Aujourd’hui, Hina pilote le campus des métiers et des qualifications du Pacifique. Elle y met toute son énergie pour accompagner les jeunes vers les métiers de l’hôtellerie et de la restauration.
Hina Grépin : Chevalier de l’Ordre National du Mérite, mais à quel prix ?
Une médaille pour un parcours collectif, mais les promesses de formation restent-elles un mirage ?
Hina Grépin, 53 ans, a récemment été décorée chevalier de l’Ordre national du Mérite. Un honneur qui semble célébrer un parcours exemplaire, mais qui soulève des questions sur l’efficacité des politiques de formation en Polynésie. Est-ce vraiment un triomphe, ou un simple coup de polish sur une réalité bien plus complexe ?
Ce qui se passe réellement
Lors d’une cérémonie émouvante, Béatrice Vernaudon, sa mentor, a déclaré : « Au nom du président de la République et en vertu des pouvoirs qui nous sont conférés, nous vous faisons, Mme Laure Hina Grépin, chevalier de l’ordre national du mérite. Bravo, on peut applaudir ! » Hina, visiblement touchée, a souligné que cette médaille ne récompense pas un parcours solitaire, mais un parcours collectif, fait de rencontres diverses durant presque trente ans. Elle a même ajouté : « C’est une profonde gratitude, un grand honneur, beaucoup d’émotions aussi… »
« Pour moi, c’est le symbole de cette harmonie, du partage, de l’échange, cette alchimie de l’altérité. »
Hina Grepin – chevalier de l’Ordre national du Mérite
Pourquoi cela dérange
Si Hina Grépin est célébrée pour son engagement, il est légitime de se demander si cet engagement est réellement efficace. En tant que directrice de l’ISEPP et du SEFI, elle a œuvré pour la formation, mais les résultats sont-ils à la hauteur des ambitions affichées ? Les jeunes Polynésiens sont-ils réellement mieux préparés pour le marché du travail, ou cette décoration n’est-elle qu’un symbole d’une politique qui peine à se concrétiser ?
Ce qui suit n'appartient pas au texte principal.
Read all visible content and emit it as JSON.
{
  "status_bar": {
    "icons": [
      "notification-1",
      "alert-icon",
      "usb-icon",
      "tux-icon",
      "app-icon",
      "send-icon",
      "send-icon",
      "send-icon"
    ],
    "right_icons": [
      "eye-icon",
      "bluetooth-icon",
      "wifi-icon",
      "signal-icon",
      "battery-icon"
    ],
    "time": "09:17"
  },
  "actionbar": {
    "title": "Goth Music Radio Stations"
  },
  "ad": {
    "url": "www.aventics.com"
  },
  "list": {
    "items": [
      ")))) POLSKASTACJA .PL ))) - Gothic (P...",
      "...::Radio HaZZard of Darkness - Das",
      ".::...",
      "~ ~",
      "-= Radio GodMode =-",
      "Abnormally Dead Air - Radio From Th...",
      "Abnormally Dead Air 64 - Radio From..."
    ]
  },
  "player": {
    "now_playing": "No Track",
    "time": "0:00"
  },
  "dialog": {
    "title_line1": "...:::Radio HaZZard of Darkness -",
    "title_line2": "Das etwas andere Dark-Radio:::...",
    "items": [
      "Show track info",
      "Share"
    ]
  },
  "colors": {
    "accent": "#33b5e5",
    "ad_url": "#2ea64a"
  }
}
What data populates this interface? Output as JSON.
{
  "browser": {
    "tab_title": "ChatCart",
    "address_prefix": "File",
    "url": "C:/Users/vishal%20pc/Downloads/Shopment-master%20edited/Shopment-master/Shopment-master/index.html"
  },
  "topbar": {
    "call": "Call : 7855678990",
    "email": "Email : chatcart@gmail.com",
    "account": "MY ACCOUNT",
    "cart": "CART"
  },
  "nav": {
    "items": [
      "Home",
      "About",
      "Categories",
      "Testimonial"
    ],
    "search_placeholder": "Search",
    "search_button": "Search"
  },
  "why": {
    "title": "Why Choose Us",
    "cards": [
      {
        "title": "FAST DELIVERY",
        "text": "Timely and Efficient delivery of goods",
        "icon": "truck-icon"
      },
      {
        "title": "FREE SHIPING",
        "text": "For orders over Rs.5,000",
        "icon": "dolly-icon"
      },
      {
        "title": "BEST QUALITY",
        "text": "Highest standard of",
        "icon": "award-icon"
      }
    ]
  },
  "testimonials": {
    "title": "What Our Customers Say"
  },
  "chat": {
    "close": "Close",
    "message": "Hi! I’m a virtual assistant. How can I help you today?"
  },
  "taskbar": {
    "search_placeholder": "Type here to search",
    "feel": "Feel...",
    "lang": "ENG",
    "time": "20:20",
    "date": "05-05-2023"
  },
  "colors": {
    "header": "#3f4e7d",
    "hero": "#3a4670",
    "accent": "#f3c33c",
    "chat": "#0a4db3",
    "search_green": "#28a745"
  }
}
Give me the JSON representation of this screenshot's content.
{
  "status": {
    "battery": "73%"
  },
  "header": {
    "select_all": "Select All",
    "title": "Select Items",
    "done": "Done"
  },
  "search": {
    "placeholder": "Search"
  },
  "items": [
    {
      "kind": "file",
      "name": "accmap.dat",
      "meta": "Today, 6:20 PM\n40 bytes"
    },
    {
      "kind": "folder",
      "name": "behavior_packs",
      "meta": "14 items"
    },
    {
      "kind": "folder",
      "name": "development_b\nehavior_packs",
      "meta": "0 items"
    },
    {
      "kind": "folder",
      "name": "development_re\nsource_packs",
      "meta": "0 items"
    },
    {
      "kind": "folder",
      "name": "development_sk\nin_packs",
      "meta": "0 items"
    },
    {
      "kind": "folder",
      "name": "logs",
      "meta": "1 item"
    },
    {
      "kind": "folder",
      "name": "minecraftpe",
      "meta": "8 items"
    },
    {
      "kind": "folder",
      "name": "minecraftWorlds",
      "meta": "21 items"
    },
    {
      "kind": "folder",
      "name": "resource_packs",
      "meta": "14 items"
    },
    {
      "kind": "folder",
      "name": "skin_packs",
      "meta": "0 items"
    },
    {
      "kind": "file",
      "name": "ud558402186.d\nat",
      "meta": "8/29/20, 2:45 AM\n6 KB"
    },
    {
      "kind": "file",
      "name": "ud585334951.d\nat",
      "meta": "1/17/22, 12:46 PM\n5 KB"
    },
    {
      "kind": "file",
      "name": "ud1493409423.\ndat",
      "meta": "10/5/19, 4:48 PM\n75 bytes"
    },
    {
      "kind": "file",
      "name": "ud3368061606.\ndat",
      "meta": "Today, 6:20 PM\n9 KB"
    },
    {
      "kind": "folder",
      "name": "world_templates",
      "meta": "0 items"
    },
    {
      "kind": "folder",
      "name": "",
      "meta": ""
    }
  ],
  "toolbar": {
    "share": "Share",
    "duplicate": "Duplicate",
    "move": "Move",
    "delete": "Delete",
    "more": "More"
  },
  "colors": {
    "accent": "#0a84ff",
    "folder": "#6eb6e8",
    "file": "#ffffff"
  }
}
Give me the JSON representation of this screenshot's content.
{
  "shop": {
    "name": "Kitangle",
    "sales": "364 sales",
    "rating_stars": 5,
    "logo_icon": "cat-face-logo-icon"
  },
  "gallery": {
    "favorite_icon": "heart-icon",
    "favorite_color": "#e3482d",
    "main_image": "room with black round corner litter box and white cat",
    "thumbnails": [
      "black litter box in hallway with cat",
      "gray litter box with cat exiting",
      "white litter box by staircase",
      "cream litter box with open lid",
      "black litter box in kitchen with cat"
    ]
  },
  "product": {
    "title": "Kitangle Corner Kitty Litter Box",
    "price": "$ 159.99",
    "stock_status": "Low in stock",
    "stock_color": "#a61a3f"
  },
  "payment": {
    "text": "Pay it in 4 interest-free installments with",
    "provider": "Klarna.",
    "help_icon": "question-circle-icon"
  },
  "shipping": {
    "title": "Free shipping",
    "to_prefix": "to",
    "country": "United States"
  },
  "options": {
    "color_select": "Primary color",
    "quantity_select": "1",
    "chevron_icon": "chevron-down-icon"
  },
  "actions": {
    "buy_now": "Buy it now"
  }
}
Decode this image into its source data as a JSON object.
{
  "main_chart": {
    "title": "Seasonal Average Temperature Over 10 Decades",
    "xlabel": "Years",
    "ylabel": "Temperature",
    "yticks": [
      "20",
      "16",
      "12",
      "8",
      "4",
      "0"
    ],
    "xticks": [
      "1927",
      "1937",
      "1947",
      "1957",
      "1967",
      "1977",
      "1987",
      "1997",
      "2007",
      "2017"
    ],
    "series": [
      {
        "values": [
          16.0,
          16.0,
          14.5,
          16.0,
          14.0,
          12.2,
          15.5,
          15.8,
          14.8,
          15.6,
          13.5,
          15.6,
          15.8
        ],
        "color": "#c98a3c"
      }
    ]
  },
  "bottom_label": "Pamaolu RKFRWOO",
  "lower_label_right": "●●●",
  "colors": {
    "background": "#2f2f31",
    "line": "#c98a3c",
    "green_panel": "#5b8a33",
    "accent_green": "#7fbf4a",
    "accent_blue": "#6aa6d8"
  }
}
Ce que cela implique concrètement
Les discours politiques vantant l’importance de la formation semblent souvent déconnectés de la réalité. Les promesses de création d’emplois et de soutien aux jeunes sont-elles suivies d’effets tangibles ? Les jeunes diplômés trouvent-ils réellement leur place dans le monde du travail, ou sont-ils condamnés à naviguer dans un océan d’incertitudes ?
Lecture satirique
Il est ironique de célébrer Hina Grépin pour son engagement alors que les politiques de formation semblent rester lettre morte. Les discours politiques sont souvent remplis de promesses brillantes, mais la réalité est bien plus terne. Les jeunes sont-ils vraiment préparés à affronter le monde du travail, ou sont-ils simplement des pions dans un jeu politique ?
Effet miroir international
À l’échelle internationale, les discours sur l’éducation et la formation sont souvent utilisés par des régimes autoritaires pour masquer leurs échecs. Les États-Unis et la Russie, par exemple, affichent des ambitions similaires, mais les résultats sont souvent décevants. La Polynésie n’échappe pas à cette tendance, où les belles paroles cachent des réalités bien plus sombres.
À quoi s’attendre
Si les tendances actuelles se poursuivent, il est à craindre que les jeunes Polynésiens continuent de faire face à des défis croissants sur le marché du travail. La décoration de Hina Grépin pourrait bien devenir un symbole d’une politique qui, malgré ses bonnes intentions, reste largement inefficace.